Bu metine dahil edilebilecek diğer alıntılar ise, hafızalarda saklı kalanlardır:
“Depremden kaçarak kurtulanlar o geceki acı manzarayı hatıralarında hep taze tutarak anlatırlar. Sanki şimdi yaşarmış gibi üzülürler.”
“ Köyümüzün evleri ahşap kerpiçden olduğu için çok can kaybı ve yaralanmamalar oldu. Deprem sabaha kadar aralıklarla sürdü.”

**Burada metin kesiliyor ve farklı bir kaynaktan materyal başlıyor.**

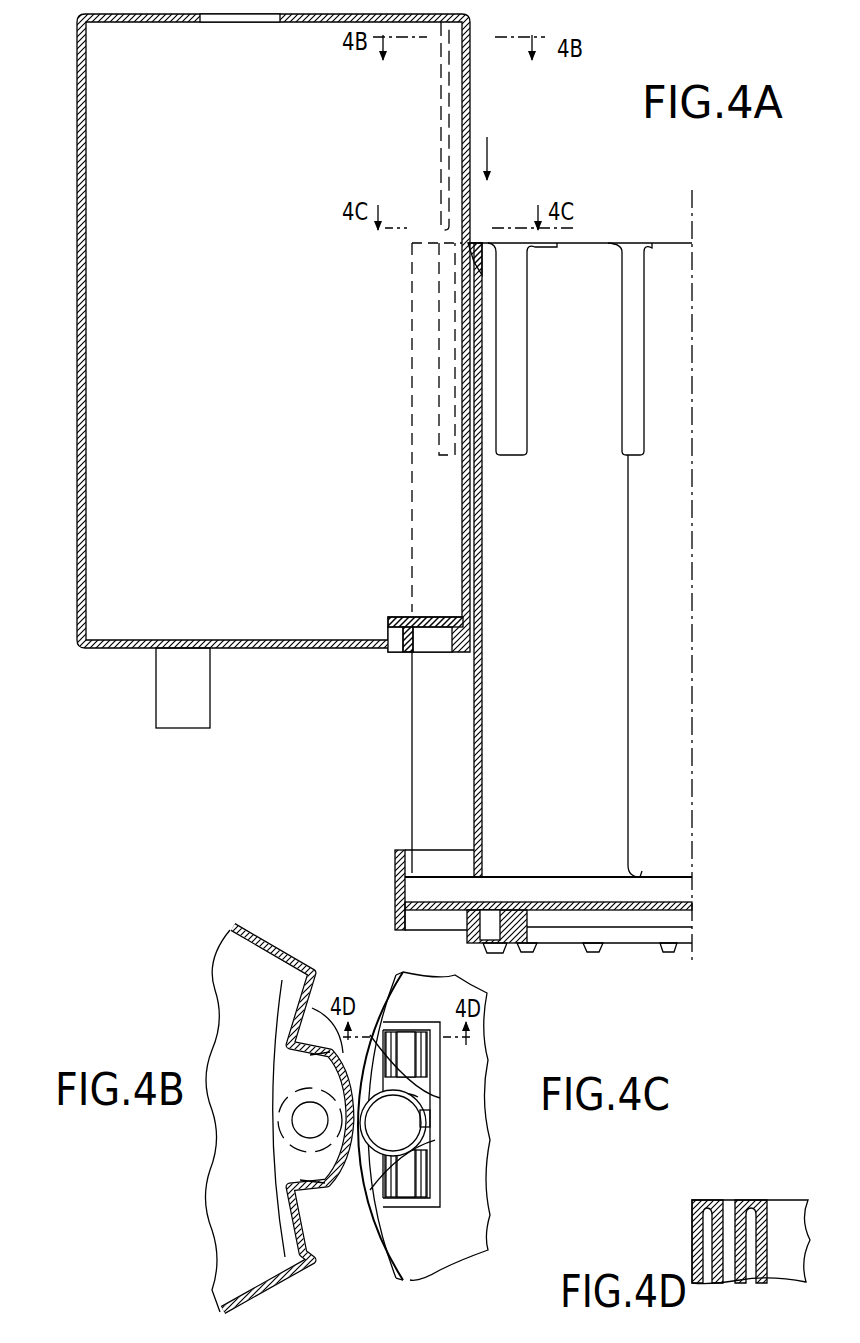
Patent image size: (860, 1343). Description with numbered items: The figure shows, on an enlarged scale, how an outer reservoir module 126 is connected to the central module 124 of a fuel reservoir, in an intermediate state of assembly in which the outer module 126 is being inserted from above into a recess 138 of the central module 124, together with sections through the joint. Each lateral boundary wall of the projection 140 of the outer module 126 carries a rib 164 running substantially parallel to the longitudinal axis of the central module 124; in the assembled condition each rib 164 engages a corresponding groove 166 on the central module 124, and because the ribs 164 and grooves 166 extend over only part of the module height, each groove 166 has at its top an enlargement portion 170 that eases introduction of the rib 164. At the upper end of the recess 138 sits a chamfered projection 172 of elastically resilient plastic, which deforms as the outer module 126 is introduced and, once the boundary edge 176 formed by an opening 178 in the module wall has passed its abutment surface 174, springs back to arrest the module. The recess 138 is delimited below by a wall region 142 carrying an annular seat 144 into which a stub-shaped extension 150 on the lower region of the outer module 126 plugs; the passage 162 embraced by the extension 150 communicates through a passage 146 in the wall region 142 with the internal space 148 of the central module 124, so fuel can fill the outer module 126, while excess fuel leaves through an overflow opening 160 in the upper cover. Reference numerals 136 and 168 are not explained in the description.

In FIG. 4A, the central module 124 is at (490, 743).
In FIG. 4B, the central module 124 is at (388, 990).
In FIG. 4C, the central module 124 is at (473, 1217).
In FIG. 4A, the outer module 126 is at (78, 458).
In FIG. 4B, the outer module 126 is at (222, 1190).
In FIG. 4C, the rim 136 is at (393, 1278).
In FIG. 4A, the recess 138 is at (432, 790).
In FIG. 4C, the recess 138 is at (355, 1175).
In FIG. 4B, the projection 140 is at (310, 1008).
In FIG. 4A, the wall region 142 is at (433, 902).
In FIG. 4C, the wall region 142 is at (393, 1073).
In FIG. 4A, the annular seat 144 is at (418, 857).
In FIG. 4C, the annular seat 144 is at (417, 1097).
In FIG. 4A, the passage 146 is at (477, 890).
In FIG. 4A, the internal space 148 is at (575, 676).
In FIG. 4A, the stub-shaped extension 150 is at (403, 650).
In FIG. 4A, the overflow opening 160 is at (233, 18).
In FIG. 4A, the passage 162 is at (418, 632).
In FIG. 4B, the passage 162 is at (300, 1120).
In FIG. 4A, the rib 164 is at (447, 183).
In FIG. 4B, the rib 164 is at (305, 1062).
In FIG. 4A, the groove 166 is at (438, 296).
In FIG. 4C, the groove 166 is at (405, 1045).
In FIG. 4D, the groove 166 is at (727, 1227).
In FIG. 4C, the frame 168 is at (415, 1028).
In FIG. 4D, the frame 168 is at (780, 1225).
In FIG. 4D, the enlargement portion 170 is at (730, 1200).
In FIG. 4A, the chamfered projection 172 is at (468, 260).
In FIG. 4C, the chamfered projection 172 is at (425, 1115).
In FIG. 4A, the abutment surface 174 is at (477, 283).
In FIG. 4A, the boundary edge 176 is at (470, 40).
In FIG. 4B, the boundary edge 176 is at (335, 1123).
In FIG. 4A, the opening 178 is at (470, 33).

“ Köyümüzdeki çoğu evlerin alt katları ahır olduğu için hayvanlar öldü. Köyümüzün halkı için hayvanların ölümü de büyük bir acıydı. Çünkü köylülerimizin geçim kaynağı hayvancılık ve tarımdı. Tarım da hayvanlarla yapılıyordu.”
“Biz Kastomunudaydık. Kastamonu merkez ilçesi bu depremden 8 şiddetinde etkilenmiştir.Kaybımız çok olmuştu. Mahvolmuştuk.”

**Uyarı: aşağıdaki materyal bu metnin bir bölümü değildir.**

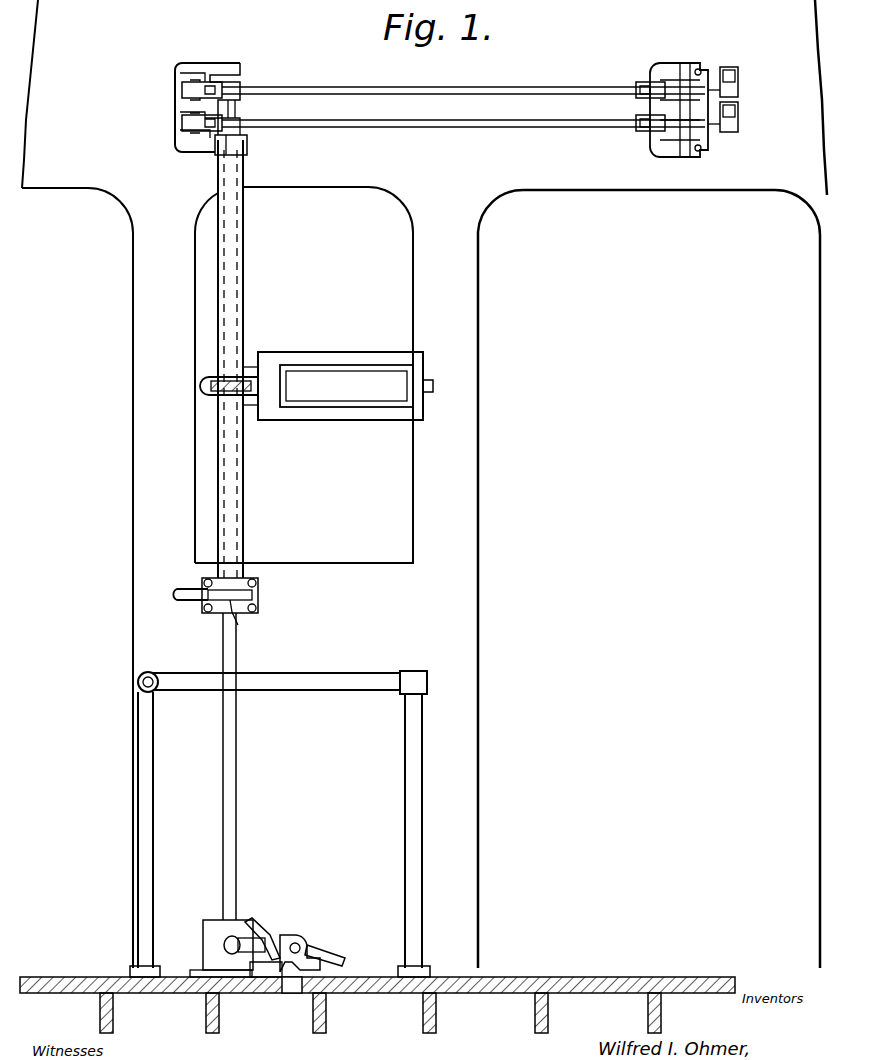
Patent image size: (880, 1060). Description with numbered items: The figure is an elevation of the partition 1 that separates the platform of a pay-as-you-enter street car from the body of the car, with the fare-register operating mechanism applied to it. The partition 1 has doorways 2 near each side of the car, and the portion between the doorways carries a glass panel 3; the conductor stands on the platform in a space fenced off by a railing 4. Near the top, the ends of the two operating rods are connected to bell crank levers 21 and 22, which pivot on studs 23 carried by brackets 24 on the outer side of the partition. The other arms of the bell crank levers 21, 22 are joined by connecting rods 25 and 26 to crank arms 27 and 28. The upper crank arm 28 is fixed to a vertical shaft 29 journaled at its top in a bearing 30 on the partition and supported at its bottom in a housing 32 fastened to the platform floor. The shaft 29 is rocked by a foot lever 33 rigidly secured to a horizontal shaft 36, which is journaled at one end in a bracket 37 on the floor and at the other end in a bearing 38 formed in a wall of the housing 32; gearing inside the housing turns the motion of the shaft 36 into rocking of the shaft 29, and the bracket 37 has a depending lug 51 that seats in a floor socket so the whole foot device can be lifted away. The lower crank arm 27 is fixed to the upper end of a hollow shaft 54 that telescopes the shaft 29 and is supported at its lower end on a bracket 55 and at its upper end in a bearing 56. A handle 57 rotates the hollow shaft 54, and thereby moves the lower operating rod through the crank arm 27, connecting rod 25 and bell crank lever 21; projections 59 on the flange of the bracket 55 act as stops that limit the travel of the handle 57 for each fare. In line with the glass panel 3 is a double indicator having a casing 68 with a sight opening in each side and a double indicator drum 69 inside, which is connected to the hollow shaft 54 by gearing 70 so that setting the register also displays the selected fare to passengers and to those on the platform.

The partition 1 is at (455, 352).
The doorway 2 is at (40, 205).
The glass panel 3 is at (390, 240).
The railing 4 is at (330, 672).
The bell crank lever 21 is at (708, 128).
The bell crank lever 22 is at (652, 99).
The stud 23 is at (697, 65).
The bracket 24 is at (655, 140).
The connecting rod 25 is at (452, 128).
The connecting rod 26 is at (462, 78).
The crank arm 27 is at (182, 124).
The crank arm 28 is at (182, 90).
The vertical shaft 29 is at (237, 108).
The bearing 30 is at (235, 72).
The housing 32 is at (205, 928).
The foot lever 33 is at (282, 940).
The horizontal shaft 36 is at (250, 925).
The bracket 37 is at (262, 995).
The bearing 38 is at (224, 947).
The depending lug 51 is at (291, 995).
The hollow shaft 54 is at (248, 230).
The bracket 55 is at (258, 584).
The bearing 56 is at (222, 150).
The handle 57 is at (182, 602).
The projections 59 is at (240, 620).
The casing 68 is at (303, 352).
The double indicator drum 69 is at (335, 372).
The gearing 70 is at (208, 392).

“ Halen de Ulucaminin sol tarafından yukarı doğru giden yolun tam karşısında ahşap bina vardır. O bina bize bu deprem de o mahallede tek kalan bina olarak anlatılırdı hep.”
“ Büyük zelzele.”
İnsanoğlunun afetler karşısında refleksi hep aynıdır.Deprem de bu refleksi çaresiz bırakır. Bundan yaklaşık 70 yıl önceki bir depremden söz edişimizin amacı, ne bir anma gününe hazırlığın duyurusu, ne de ülkemizin zaten bir depremler kuşağı üzerinde oluşumuz sebebiyle, sık sık yapılan” dikkatli olmamız gerekenler” konulu hatırlatmalardan biri oluşudur.

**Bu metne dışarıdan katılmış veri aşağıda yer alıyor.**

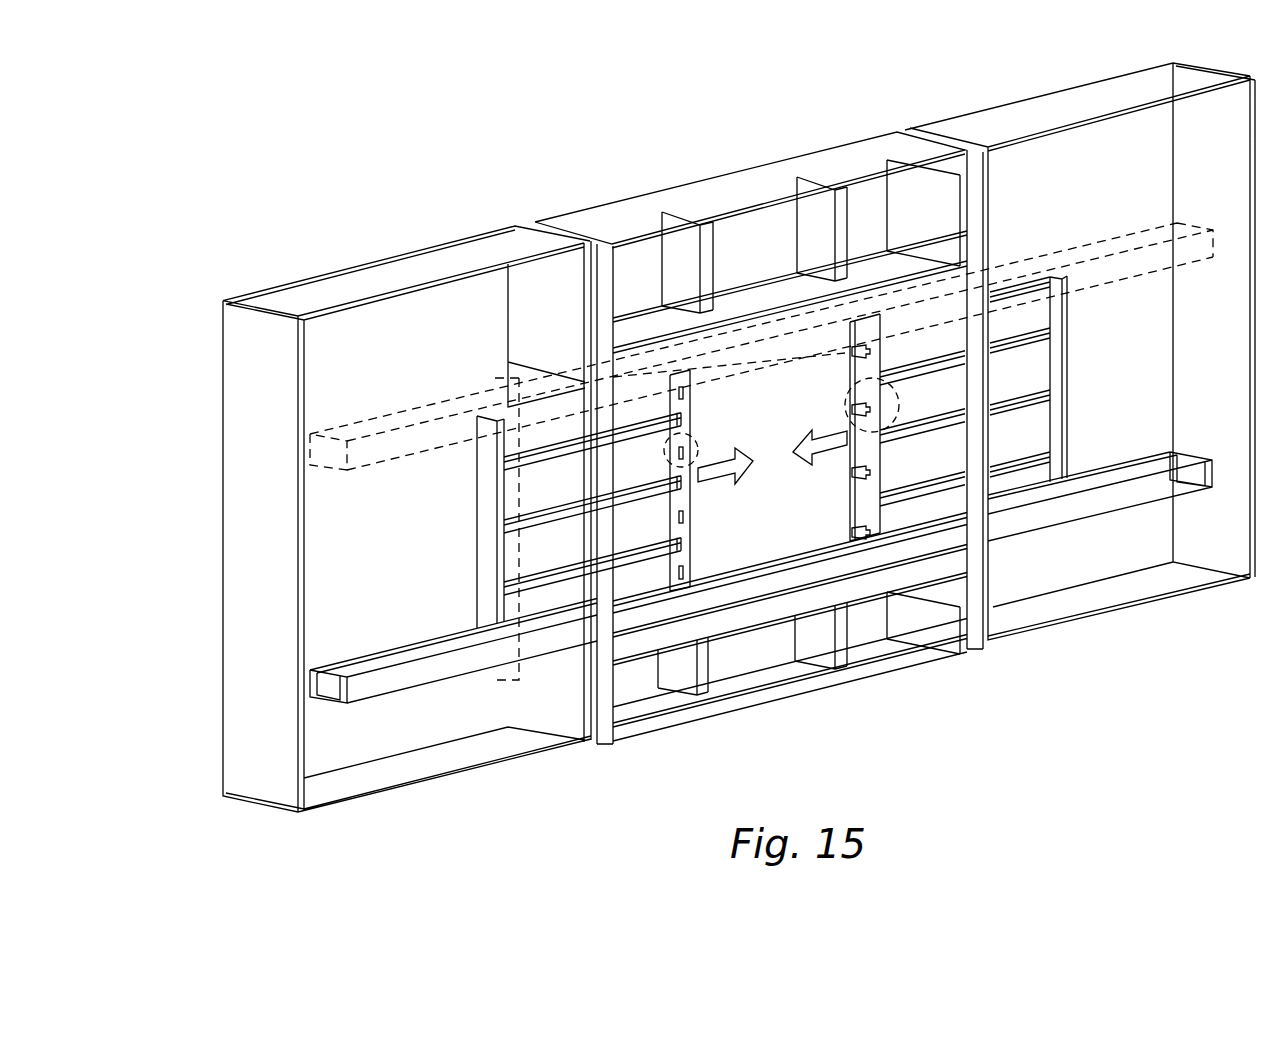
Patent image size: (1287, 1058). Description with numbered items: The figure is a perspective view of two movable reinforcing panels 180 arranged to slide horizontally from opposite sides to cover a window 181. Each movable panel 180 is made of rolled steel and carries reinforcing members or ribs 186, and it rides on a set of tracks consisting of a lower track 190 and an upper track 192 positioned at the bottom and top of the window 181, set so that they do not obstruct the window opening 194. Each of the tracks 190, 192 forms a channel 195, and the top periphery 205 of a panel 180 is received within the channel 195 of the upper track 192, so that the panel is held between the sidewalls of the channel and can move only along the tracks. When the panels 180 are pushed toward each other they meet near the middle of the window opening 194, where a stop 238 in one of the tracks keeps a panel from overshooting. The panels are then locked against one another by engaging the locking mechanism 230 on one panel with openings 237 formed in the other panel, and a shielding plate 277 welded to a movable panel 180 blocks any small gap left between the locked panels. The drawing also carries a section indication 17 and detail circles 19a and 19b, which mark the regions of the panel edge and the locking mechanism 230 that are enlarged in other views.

The section line 17 is at (483, 521).
The detail area 19A 19a is at (698, 436).
The detail area 19B 19b is at (899, 383).
The movable reinforcing panel 180 is at (476, 482).
The window 181 is at (820, 362).
The reinforcing member or rib 186 is at (540, 572).
The lower track 190 is at (400, 642).
The upper track 192 is at (381, 422).
The window opening 194 is at (812, 504).
The channel 195 is at (312, 455).
The top periphery 205 is at (500, 411).
The locking mechanism 230 is at (860, 480).
The openings 237 is at (686, 520).
The stop 238 is at (770, 561).
The shielding plate 277 is at (847, 383).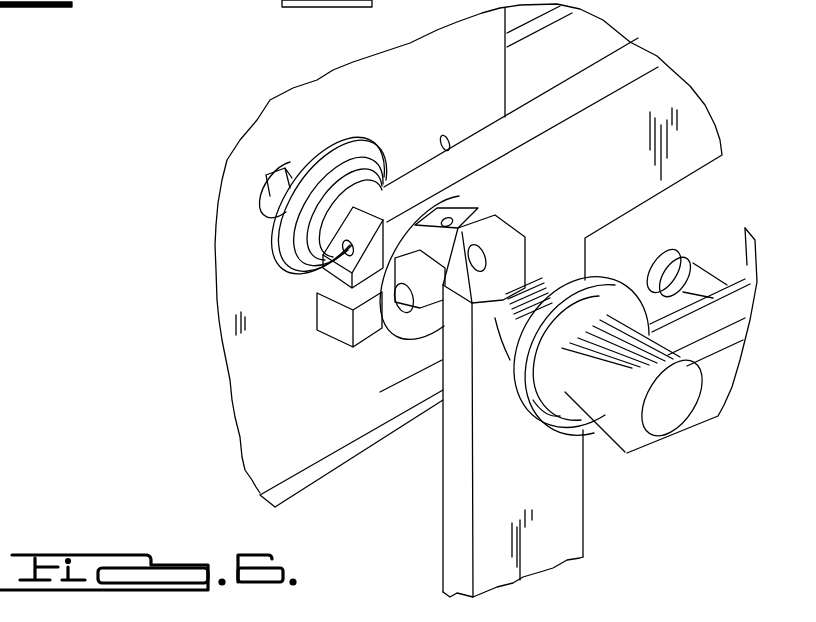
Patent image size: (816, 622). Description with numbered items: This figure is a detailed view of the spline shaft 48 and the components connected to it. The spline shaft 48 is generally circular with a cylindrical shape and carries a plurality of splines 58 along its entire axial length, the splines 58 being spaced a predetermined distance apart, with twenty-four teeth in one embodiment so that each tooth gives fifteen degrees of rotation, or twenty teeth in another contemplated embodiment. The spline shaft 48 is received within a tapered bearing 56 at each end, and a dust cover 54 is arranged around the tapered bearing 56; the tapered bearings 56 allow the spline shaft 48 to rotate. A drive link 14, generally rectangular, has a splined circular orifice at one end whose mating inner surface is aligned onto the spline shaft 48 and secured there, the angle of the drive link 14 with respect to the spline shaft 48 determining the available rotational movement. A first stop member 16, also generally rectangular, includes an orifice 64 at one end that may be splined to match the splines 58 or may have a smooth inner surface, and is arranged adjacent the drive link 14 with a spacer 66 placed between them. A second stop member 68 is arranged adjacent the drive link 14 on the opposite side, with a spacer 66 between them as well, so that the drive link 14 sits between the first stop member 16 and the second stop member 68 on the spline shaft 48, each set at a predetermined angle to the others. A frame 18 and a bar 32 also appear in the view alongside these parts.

The drive link 14 is at (425, 340).
The first stop member 16 is at (498, 497).
The frame 18 is at (226, 0).
The bar 32 is at (128, 0).
The spline shaft 48 is at (667, 418).
The dust cover 54 is at (550, 400).
The tapered bearing 56 is at (392, 155).
The splines 58 is at (547, 282).
The orifice 64 is at (513, 357).
The spacer 66 is at (443, 360).
The second stop member 68 is at (613, 107).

Amacımız, o depremin acılarına ait bir efemeranın elimize yeni geçmiş olması sebebiyle, zamanında yapamadığımız yüzleşmeleri bugün yapabilmeye adım atmaktır.
İşte belgeler, sırf bu iş için yıllar sonra insanların karşısınına çıkıveriyor zaten.
Yoksa, nerden bilip, neden sorguluyacağız ki?
Yıl 1943.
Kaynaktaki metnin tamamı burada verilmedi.